I dati del censimento 2024 dipingono un quadro drammatico: quasi 190mila italiani in fuga nell’ultimo anno. Confindustria lancia l’allarme: “Entro il 2040 mancheranno 4 milioni di lavoratori”.

​Il bollettino demografico dell’Italia somiglia sempre più a un diario di guerra, dove i caduti non sono soldati, ma residenti, giovani e prospettive future. Il censimento 2024 certifica un’accelerazione della crisi: nell’ultimo anno, ben 188.903 connazionali hanno deciso di trasferire la propria residenza all’estero, con un incremento di 30.000 unità rispetto al 2023. A pagare il prezzo più alto è il Mezzogiorno, con la Calabria che si conferma l’epicentro di un pericoloso “inverno demografico”.

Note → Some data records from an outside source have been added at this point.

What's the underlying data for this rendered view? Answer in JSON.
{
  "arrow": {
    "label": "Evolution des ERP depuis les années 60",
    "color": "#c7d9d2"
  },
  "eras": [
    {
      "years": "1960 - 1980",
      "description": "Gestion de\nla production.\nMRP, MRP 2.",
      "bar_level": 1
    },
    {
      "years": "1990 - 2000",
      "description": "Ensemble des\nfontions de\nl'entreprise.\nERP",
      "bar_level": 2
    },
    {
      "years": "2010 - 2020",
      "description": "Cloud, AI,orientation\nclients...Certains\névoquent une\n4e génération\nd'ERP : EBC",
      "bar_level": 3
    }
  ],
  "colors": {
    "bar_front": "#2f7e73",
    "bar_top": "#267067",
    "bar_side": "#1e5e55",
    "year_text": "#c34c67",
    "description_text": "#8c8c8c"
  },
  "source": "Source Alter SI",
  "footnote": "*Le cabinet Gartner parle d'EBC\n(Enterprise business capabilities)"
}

Calabria: un deserto generazionale
​In Calabria, il fenomeno del calo demografico non è più una proiezione statistica, ma una realtà visibile nei borghi dell’entroterra. I comuni si svuotano, le scuole chiudono per mancanza di iscritti e l’età media della popolazione continua a salire vertiginosamente.

La fuga dei giovani non è solo una scelta individuale, ma un’emorragia di competenze e vitalità che lascia la regione in mano a una popolazione sempre più anziana e fragile.

L’allarme di Confindustria: un’economia senza braccia
​Le ripercussioni di questo esodo non riguardano solo la tenuta sociale, ma minacciano direttamente il sistema produttivo nazionale. Secondo le stime di Confindustria, se il trend non verrà invertito, entro il 2040 l’Italia dovrà fare i conti con 4 milioni di lavoratori in meno.

​”Senza un ricambio generazionale e senza politiche attive per trattenere i talenti, il rischio è il tracollo del sistema produttivo e la sostenibilità del welfare”, avvertono gli analisti.

Una nazione a due velocità
Il record di fughe dal Sud evidenzia una frattura sempre più profonda tra le aree del Paese. Mentre il Nord prova a resistere grazie all’attrazione di flussi migratori interni ed esterni, il Mezzogiorno — e la Calabria in primis — sembra destinato a un ruolo di “serbatoio di risorse” per l’estero. Chi resta si trova a gestire territori con servizi minimi e un’economia stagnante, alimentando un circolo vizioso che spinge anche i più indecisi a partire.

La sfida per la politica non è più “gestire il declino”, ma evitare la scomparsa di intere comunità. Senza investimenti strutturali e una reale valorizzazione del lavoro giovanile, l’Italia del 2040 sarà un Paese non solo più povero, ma profondamente diverso da come lo conosciamo oggi.